Wohnhaus
Keplerstraße 28 · Ehrenfeld
| Baudenkmalnummer | DE_05315000_A_6278 |
|---|---|
| Typ | Gebäude-Denkmal |
| Bezeichnung | Wohnhaus |
| Adresse | Keplerstraße 28, 50823 Köln |
| Baujahr | um 1890 |
| Eigentum | privates Eigentum |
| Eingetragen seit | 31.10.1991 |
| Stadtteil | Ehrenfeld |
Um 1890 erbaut. 3 Geschosse, 3 Achsen, Dachgeschoß später ausgebaut (um 1935). Betonung der linken Achse durch risa- litartige Wandvorlage. Stuckfassade mit Dekorationselementen im Stil der Renaissance, EG in Fugenschnitt. Haustür und Fenster verändert. Rückseite und seitlicher Anbau sowie der daran anschließende eingeschossige Erweiterungsbau (ehem. Waschküche) verputzt, Fenster verändert. Im Innern original erhalten: Holztreppe, Holzgeländer mit gedrechselten Stäben und Antrittspfosten. Die von der Haus- bis zur Hoftür reichende Wand- und die beschädigte Bodenverfliesung stammt aus den 30er Jahren und ist nicht Bestandteil des Denkmals. Nicht zum Denkmal gehört: eingeschossiger Schuppen, anschließend an den rückwärtigen eingeschossigen Erweiterungsbau.

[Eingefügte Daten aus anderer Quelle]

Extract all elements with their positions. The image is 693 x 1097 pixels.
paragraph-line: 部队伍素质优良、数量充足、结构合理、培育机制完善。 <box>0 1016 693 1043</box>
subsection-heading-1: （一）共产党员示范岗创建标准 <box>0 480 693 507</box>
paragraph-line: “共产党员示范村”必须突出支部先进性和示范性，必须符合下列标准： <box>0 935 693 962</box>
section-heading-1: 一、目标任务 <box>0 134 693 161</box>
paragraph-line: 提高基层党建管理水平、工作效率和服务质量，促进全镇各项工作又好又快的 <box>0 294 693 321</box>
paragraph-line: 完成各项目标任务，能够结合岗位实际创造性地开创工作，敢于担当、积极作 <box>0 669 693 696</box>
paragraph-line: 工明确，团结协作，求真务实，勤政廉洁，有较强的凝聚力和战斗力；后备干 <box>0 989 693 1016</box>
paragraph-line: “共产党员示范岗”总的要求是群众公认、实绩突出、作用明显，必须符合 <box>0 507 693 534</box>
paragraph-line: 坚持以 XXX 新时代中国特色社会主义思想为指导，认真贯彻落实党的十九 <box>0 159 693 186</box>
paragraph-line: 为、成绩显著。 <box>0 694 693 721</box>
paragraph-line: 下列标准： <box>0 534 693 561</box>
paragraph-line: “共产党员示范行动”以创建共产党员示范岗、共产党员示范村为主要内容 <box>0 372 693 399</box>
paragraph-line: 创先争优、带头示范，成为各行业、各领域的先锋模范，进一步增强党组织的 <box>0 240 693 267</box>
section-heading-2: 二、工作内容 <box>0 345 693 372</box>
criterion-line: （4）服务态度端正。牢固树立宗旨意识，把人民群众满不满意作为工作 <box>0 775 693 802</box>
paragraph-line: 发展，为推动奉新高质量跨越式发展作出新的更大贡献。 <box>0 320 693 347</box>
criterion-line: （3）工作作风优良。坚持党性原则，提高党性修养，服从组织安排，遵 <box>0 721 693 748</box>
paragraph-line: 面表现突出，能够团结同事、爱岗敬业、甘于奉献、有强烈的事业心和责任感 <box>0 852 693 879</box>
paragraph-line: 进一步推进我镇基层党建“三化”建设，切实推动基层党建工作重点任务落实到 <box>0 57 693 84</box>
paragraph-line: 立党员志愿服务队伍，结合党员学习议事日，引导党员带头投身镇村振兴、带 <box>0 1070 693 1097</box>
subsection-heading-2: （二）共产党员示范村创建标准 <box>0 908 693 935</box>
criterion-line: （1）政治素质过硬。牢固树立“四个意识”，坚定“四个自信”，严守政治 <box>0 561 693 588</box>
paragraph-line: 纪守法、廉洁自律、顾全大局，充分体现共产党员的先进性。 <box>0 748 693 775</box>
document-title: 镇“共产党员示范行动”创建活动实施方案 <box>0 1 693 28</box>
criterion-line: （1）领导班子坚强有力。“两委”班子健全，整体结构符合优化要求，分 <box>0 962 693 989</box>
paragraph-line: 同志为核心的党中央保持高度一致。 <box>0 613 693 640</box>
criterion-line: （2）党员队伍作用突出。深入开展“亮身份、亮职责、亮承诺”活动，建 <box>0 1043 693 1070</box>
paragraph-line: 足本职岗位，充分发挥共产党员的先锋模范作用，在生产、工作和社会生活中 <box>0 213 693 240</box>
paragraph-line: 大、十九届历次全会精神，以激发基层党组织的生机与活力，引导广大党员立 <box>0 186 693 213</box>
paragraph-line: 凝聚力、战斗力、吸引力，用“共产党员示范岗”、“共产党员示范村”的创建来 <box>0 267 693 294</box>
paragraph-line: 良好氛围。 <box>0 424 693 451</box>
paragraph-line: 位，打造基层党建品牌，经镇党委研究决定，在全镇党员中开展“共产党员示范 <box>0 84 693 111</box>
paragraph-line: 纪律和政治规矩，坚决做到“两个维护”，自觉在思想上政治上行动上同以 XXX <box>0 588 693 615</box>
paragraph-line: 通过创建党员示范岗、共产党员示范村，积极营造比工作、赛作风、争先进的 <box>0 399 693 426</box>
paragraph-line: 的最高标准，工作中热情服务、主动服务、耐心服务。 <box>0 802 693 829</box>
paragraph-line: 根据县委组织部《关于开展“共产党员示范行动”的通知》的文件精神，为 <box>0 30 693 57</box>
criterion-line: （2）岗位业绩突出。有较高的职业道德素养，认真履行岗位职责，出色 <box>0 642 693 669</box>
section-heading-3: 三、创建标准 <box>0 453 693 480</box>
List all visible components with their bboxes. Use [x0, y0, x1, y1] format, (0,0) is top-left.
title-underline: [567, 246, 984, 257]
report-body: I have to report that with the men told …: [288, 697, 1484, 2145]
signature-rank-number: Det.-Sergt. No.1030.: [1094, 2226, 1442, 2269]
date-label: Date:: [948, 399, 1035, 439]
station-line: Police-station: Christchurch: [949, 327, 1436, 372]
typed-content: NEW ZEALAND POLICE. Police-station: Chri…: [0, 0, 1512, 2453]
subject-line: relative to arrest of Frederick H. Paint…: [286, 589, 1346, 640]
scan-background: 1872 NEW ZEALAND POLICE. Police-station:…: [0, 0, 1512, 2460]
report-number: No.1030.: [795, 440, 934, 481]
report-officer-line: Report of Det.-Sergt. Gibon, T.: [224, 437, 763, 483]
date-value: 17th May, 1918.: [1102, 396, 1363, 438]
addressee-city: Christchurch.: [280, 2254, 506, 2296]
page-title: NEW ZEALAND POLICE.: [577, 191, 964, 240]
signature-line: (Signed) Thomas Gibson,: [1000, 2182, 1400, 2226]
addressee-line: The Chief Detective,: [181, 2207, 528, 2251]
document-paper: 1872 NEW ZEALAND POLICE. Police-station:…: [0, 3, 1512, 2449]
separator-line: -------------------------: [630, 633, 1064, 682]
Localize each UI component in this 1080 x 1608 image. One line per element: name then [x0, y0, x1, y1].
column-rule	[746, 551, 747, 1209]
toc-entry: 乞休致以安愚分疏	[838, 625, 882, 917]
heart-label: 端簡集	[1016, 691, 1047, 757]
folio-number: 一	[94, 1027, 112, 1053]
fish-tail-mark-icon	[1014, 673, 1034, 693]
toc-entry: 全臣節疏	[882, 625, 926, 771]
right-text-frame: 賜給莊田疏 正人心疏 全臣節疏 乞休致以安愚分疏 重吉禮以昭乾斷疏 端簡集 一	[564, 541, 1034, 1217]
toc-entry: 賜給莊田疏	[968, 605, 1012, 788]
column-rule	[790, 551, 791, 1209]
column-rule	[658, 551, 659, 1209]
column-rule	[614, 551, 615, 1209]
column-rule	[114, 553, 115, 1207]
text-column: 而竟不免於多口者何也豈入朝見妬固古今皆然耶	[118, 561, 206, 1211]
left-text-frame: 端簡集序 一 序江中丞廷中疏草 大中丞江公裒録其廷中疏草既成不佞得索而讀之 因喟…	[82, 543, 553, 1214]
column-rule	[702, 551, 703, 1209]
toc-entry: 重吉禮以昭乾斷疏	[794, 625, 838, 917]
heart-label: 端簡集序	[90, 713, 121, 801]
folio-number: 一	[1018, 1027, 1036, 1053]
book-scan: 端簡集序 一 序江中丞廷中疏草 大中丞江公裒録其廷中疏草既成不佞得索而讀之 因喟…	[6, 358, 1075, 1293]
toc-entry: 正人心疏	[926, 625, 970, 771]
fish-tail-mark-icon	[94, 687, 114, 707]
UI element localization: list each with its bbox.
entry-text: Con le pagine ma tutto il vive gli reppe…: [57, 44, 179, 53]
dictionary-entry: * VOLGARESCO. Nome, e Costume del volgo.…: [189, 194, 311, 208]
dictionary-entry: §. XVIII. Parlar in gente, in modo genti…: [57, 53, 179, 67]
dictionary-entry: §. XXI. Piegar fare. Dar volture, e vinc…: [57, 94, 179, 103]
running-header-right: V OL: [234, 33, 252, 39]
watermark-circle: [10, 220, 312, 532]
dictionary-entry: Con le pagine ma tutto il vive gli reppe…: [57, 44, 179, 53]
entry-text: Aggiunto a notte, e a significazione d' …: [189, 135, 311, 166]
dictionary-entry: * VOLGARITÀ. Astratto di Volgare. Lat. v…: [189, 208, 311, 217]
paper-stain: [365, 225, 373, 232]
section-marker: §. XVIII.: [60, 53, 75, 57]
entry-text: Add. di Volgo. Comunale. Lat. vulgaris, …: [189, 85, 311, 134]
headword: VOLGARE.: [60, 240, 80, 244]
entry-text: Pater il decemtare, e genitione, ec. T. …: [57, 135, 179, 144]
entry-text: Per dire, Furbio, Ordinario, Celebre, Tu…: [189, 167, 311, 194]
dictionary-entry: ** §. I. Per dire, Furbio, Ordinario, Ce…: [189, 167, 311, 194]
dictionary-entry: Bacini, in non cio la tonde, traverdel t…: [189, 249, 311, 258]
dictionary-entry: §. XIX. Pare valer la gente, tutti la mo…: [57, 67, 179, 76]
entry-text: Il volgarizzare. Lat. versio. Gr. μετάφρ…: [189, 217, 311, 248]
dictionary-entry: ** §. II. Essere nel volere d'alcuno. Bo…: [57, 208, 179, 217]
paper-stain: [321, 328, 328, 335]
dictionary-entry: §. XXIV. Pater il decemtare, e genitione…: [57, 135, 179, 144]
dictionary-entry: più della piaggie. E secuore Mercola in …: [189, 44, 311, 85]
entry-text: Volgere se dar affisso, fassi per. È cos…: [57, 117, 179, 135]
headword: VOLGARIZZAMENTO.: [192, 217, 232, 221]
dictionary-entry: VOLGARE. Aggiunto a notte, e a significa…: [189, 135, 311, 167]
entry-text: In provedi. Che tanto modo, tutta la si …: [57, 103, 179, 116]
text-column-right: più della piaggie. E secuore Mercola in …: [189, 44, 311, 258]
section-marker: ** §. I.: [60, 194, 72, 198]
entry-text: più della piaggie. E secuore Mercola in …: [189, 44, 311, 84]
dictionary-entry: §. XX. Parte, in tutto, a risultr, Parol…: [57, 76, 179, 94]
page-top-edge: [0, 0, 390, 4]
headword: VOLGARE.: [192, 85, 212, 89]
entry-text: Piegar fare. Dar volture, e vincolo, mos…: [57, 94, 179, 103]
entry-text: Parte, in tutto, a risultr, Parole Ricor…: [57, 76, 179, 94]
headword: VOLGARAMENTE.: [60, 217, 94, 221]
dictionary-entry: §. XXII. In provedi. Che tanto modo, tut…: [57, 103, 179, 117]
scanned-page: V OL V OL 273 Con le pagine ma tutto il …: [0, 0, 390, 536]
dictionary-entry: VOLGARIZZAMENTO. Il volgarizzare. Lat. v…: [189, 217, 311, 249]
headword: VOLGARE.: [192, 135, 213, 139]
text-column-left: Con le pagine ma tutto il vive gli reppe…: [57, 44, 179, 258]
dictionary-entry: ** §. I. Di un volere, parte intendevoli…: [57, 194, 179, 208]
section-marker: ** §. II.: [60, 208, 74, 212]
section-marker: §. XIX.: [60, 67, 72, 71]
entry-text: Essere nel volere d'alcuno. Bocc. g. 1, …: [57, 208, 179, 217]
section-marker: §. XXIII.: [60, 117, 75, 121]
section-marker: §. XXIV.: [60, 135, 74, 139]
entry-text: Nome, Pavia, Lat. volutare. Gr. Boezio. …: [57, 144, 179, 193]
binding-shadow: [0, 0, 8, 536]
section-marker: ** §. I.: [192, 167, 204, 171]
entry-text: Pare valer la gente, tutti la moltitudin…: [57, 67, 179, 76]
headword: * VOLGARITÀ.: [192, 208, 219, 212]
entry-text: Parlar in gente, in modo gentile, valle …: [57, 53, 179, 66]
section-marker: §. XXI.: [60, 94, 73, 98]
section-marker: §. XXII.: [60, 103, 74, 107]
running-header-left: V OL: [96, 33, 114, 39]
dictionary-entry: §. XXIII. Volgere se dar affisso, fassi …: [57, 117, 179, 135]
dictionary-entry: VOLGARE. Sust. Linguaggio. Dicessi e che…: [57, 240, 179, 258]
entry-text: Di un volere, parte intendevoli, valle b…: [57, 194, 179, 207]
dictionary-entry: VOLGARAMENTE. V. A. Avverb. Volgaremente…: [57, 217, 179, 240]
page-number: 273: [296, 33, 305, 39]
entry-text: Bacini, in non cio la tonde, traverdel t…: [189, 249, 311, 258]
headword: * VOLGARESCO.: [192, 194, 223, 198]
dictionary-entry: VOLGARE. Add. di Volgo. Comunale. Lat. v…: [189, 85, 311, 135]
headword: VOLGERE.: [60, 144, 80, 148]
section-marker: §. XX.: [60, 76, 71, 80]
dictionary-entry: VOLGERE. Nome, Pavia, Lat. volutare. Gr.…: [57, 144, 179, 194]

Das o. g. Objekt ist ein Baudenkmal im Sinne des § 2 Abs. 1 und 2 des Denkmalschutzgesetzes (DSchG NW). Das für die Qualifizierung als Baudenkmal notwendige öffentliche Interesse ist gegeben, da dieses Denkmal sowohl bedeutend für die Geschichte des Menschen und für Städte und Siedlungen ist, als auch wissenschaftliche und städtebauliche Gründe für seine Erhaltung und Nutzung vorliegen. Das ergibt sich aus Folgendem:
Der Stadtteil Ehrenfeld, dessen Anfänge im wesentlichen in der zweiten Hälfte des 19. Jahrhunderts liegen, gewann bis zu seiner Eingemeindung im Jahr 1888 durch industrielle Ansiedlungen rasch an Bedeutung. Als 1872 die Venloer Straße umgepflastert werden mußte, legte man im Zuge dieser Maßnahme u. a. auch die Keplerstraße, an der sich das o. g. Objekt befindet, an. Sie hieß damals "Wilhelmstraße" und gehörte zu den ersten gepflasterten Straßen im neuen Vorort. Das Gebäude ist eins der wenigen qualitätvollen Zeugnisse der historischen Bebauung und trägt somit wesentlich zur Veranschaulichung des Straßenbildes bei. Es wurde an einer platzartigen Erweiterung der Keplerstraße errichtet. Solche Platzgestaltungen, die auch in Neuehrenfeld noch häufiger zu finden sind, waren eine in der Kölner Neustadt vorgebildete städtebauliche Tradition, die zur Auflockerung des Straßenbildes diente und gleichzeitig den Wohnwert des Bereichs erhöhen sollte. Die Anbindung an die innerstädtische Architektur zeigt sich bei diesem Gebäude auch in der Fassadengestaltung mit ihrem angedeuteten Risalit in der linken Achse. In dieser Umsetzung der plastischen Fassadengliederung der gehobeneren städtischen Bauweise in die zurückhaltendere vorstädtische Formensprache zeigt sich außerdem das wachsende Repräsentationsbedürfnis der damaligen Bewohner. Als Beleg für die architektonische Entwicklung Ehrenfelds sowie für die um die Zeit der Eingemeindung errichtete Architektur und ihre stadtteilspezifische Ausprägung wird das o. g. Objekt daher zu einem unverzichtbaren Dokument.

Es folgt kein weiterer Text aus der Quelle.